Indianapolis-based developer Milhaus has acquired part of the former Harrison College campus downtown and intends to build an apartment complex.

A Milhaus affiliate bought the property at 550 E. Washington St. on Aug. 29 from Harrison for $6.3 million, according to Marion County assessor records. The property includes a 50,000-square-foot building and a surface parking lot.

In a surprising development, the for-profit college announced it was shutting its doors on Sept. 14.

A Milhaus spokeswoman told IBJ via email on Friday morning that the Aug. 29 property acquisition had included an agreement to lease the building back to Harrison for three years while Milhaus developed apartments on the surface lot.
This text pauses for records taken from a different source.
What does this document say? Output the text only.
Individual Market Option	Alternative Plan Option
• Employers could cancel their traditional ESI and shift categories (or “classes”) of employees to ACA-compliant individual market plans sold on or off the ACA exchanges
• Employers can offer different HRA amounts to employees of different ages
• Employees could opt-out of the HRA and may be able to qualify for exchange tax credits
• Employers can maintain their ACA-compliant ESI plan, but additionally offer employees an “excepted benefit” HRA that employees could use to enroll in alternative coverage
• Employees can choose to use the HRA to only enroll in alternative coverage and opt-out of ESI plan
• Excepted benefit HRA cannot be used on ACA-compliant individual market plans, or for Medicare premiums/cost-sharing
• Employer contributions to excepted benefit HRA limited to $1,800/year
Milhaus officials were caught off guard by the announcement last week that Harrison was closing its doors, Milhaus Marketing Director Raven Reckley said. However, Milhaus' plans have not changed. It has submitted plans to the city for a project with 183 apartment units and a parking structure. The development will be separate from the office building, which will remain on the site.

Milhaus is intimately familiar with the apartment market in that sector of downtown. It has developed nearby projects including the Artistry Apartments and its adjacent Mentor and Muse phases on East Market Street and 747 Apartments on North College Avenue, as well as the Pinnex near Fountain Square.

The acquisition follows a recent surge in development in the Market East Cultural District, including Cummins Inc.’s global distribution headquarters at Market and Alabama streets, the Market 360 apartment tower immediately to the north, and Whole Foods grocery next door. And a plethora of low-rise apartment projects have cropped up to the east in the last decade.

IBJ reported last March that Harrison had put its 4.7-acre downtown campus on the market and was asking $11.5 million for it. 

The for-profit school’s campus included the three-story, 50,000-square-foot building acquired by Milhaus. 

Harrison also had an adjacent, 25,700-square-foot Chef’s Academy building to the east at 644 E. Washington St. Although the rest of the college has already closed, Chef’s Academy is slated to close on Oct. 14 at the end of its semester.

But Milhaus did not purchase the entire campus. IBJ reported in January that T2 Systems Inc. co-founder and car enthusiast Mike Simmons bought the Chef’s Academy building for $2.24 million and plans to invest $3 million to build an event and auto-storage space where car club members can meet and mingle.

Harrison College was founded in 1902 as Indiana Business College and had about 2,000 students at the time of closure, down from about 4,000 earlier in the decade. 

Harrison Board Chairman Craig F. Pfannenstiehl blamed declining student enrollment and financial pressure for the closure, the Terre Haute Tribune Star reported earlier this month.

The college had 10 campuses in Indiana, Ohio and North Carolina. Three of those campuses were in Indianapolis.